132:神話の内容
私は神話の一ページを手に取ると、氷の神の奴がコソコソ何を書いていたのか中身を覗き見る事にする。
「火の神様、ああ、何て美しい方なんだ。僕は君を見た瞬間から虜さ、同じ女性として渾身の想いを貴女様へ届けます」
何が虜だ、いつだったか突然私の部屋へ押しかけてきて、文句を言うだけ言って、その後にいきなり好きだと言い出すトンデモ野郎じゃないか。だがまぁ、こんな気持ち悪い『日記』を永遠と書いてるとは。早く何とかしないと。
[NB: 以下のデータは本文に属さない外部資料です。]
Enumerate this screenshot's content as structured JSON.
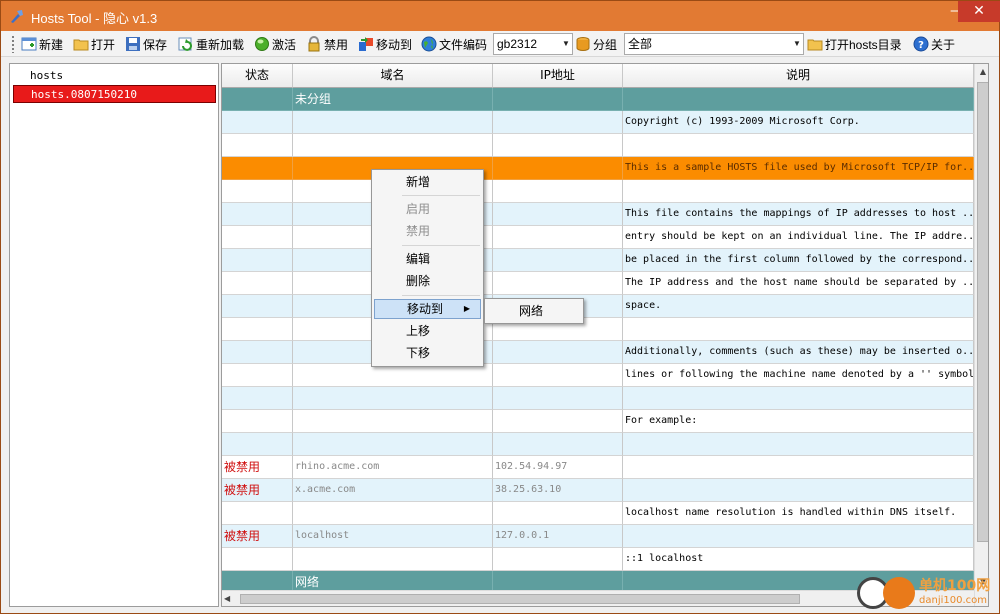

神話の内容を見るのを止めると、深浦 遊多に二つの扉を前に何か悩んでいる所だった。一つは土の神か、あいつのは何を考えて日々過ごしているのだろうか。興味が尽きない、私はここから出る訳にはいかないので是非とも持ち帰ってほしいところである。そしてもう片方の部屋は無知の神か。あの間に入ってしまえばもう二度と戻ってこれなくなるだろう。さあ、深浦はどちらを選ぶ?
「よし、こっちに入ってみるかな」
私はしっかりと、深浦の言葉とその移動先を確認する。その扉のタグには無知の神と書かれていた。その部屋をわざわざ選ぶか深浦よ、土の神ならば温厚で話くらいは聞いてくれるはずなのに。神には二つ名がつきものである、土の神ならば大地の神。暴食の神ならば殺神の神。無知の神別ならば、忘却の神などなど。まあ、深浦に期待し過ぎたのかもしれない、無知の神は全ての記憶を無に帰してしまうのだ。あの間に入ってしまえば、全ての思考は停止してしまうだろう。
「何だここ、真っ暗だな……ん、あそこに居る人が神様かな」
「えっ?」
思わず私は声に出して驚く。無知の神の領域に入り、何故思考が出来るのだろうか。そもそも、私ら火の神、創造神ですら何の用で接触したか忘れてしまう程にあの根暗野郎の力は恐ろしいものである。
私はクククと含み笑いをする、何故かって深浦の持つ異質な火が、いよいよ何なのか気になってきたのである。
「全く面白い奴が私の世界に迷い込んできたものだ、是非あいつに加護を贈った神ともご対面してみたいものだ」
引き続き、暇を持て余している私は深浦の観察を続けることにした。